Douze ans déjà que la décentralisation est en cours au Bénin. Depuis, quel est l’état du chemin parcouru ? Quelles insuffisances relevées et quels motifs d’espoir ? Ces questions seront au cœur du Forum bilan de la décennie de la décentralisation au Bénin, qui ambitionne de faire le point de la mise en œuvre de la réforme de l’Administration territoriale mise en branle par les lois sur la décentralisation. Les assises y consacrées se sont ouvertes hier à Cotonou, et prennent fin ce jour. Acteurs de la décentralisation, autorités politico-administratives à divers niveaux et partenaires techniques et financiers ont assisté à l’ouverture des travaux placés sous le haut patronage du président de la République, Boni Yayi ; représenté à l’occasion par le Premier ministre, Lionel Zinsou.
Après douze ans de mise en oeuvre de la décentralisation au Bénin, le forum ouvert hier à Cotonou, ne pouvait mieux tomber.

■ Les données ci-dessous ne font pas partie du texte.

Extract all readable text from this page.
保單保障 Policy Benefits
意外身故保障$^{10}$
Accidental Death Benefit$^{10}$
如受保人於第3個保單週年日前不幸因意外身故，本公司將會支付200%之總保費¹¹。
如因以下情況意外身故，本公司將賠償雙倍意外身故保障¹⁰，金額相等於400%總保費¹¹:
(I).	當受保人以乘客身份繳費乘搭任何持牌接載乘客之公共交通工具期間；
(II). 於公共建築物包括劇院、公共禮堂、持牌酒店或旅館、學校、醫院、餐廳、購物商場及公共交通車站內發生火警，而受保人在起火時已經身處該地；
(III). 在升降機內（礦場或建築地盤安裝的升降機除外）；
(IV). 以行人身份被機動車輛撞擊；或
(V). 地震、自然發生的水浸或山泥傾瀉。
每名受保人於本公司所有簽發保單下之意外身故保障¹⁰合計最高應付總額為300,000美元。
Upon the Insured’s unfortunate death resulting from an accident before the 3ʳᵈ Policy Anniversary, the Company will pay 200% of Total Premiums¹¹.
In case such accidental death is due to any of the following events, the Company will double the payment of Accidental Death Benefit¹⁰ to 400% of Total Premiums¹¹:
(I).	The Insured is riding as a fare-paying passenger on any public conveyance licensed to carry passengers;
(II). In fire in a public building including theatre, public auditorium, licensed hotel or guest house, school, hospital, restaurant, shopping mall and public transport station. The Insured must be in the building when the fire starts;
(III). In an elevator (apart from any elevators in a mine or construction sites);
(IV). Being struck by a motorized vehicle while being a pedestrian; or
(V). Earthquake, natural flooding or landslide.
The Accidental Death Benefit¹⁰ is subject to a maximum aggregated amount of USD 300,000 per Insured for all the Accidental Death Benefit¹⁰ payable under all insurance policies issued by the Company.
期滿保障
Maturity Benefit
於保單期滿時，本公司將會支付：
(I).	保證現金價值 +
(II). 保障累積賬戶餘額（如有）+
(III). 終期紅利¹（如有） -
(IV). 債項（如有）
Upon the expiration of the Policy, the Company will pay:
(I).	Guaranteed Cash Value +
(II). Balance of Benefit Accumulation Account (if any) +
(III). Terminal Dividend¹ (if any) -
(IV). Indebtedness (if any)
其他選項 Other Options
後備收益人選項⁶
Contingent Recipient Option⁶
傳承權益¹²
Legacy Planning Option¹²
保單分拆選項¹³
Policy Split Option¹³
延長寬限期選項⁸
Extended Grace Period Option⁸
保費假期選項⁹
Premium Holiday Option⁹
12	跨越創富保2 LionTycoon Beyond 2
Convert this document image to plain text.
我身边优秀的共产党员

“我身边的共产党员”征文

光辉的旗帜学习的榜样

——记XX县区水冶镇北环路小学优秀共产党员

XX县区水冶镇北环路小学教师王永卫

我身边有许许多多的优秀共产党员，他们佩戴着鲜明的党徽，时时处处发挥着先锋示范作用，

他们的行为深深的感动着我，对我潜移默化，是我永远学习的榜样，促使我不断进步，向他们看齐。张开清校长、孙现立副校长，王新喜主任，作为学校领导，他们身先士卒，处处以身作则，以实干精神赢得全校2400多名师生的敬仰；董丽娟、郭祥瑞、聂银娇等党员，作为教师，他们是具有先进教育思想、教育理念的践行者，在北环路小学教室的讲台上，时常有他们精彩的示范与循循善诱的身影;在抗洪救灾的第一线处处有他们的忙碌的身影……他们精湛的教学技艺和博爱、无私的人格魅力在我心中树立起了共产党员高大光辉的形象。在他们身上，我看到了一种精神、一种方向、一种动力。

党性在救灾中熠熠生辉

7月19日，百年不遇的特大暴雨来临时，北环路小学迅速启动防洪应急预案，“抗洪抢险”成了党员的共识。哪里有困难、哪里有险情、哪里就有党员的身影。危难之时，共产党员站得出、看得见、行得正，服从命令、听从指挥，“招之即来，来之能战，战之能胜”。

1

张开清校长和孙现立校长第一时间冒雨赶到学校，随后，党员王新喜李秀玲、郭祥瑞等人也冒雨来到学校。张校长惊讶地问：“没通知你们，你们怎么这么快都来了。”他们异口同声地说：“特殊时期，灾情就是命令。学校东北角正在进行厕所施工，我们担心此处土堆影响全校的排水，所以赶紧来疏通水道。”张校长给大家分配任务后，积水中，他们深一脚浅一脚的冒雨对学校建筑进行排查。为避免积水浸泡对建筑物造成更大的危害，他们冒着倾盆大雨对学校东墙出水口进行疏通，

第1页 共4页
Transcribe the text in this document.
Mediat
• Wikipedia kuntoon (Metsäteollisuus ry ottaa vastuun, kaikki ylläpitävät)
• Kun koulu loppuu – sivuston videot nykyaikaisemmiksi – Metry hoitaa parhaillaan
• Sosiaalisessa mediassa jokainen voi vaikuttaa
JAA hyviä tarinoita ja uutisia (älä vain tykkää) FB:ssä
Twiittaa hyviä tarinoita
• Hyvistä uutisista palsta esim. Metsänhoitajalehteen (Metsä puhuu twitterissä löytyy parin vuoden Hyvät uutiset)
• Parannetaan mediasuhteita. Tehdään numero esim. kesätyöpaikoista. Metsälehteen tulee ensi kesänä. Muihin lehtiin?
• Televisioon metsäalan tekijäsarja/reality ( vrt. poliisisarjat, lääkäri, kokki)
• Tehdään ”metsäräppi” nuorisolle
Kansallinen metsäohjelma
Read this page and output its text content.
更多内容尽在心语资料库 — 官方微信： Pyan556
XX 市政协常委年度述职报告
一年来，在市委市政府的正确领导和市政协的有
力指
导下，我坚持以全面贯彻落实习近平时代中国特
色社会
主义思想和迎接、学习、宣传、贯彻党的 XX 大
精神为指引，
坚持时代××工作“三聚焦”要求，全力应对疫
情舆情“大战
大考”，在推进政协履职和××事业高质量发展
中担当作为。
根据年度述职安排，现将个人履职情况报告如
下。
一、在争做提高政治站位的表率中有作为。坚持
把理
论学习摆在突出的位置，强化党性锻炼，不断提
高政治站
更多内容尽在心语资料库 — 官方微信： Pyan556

L’Association nationale des Communes du Bénin (ANCB), en de pareille circonstance, est attendue pour livrer son appréciation du chemin parcouru. Son président, Soulé Alagbé, au nom des élus locaux, remercie l’Etat central et le chef de l’Etat en particulier, pour le soutien et le volume des réformes engagées au profit des communes. Puis, se réjouissant de la tenue de ce forum bilan, il indique que le bilan devra être fait de façon sérieuse afin que les résolutions qui en sortiront impactent réellement la vie des populations. Dans tous les cas, engage-t-il, la décentralisation doit être le socle du développement du Bénin. Dynamique qui exige que les efforts soient conjugués. Au total, si des avancées réelles ont été notées depuis 2003, avec par exemple la mise en œuvre du Fonds FADeC, la Politique nationale de Décentralisation…, il reste à renforcer les ressources des communes en vue de leur permettre de faire face aux défis qui se posent encore à elles. De même, il faudra procéder à la désignation des chefs-lieux des nouveaux départements, faire participer l’ANCB à la conférence budgétaire de l’Etat, procéder à la généralisation du transfert des ressources…, plaide Soulé Alagbé. Qui promet au nom de l’Association, que les élus se battront pour la création de la richesse et pour un développement inclusif du Bénin.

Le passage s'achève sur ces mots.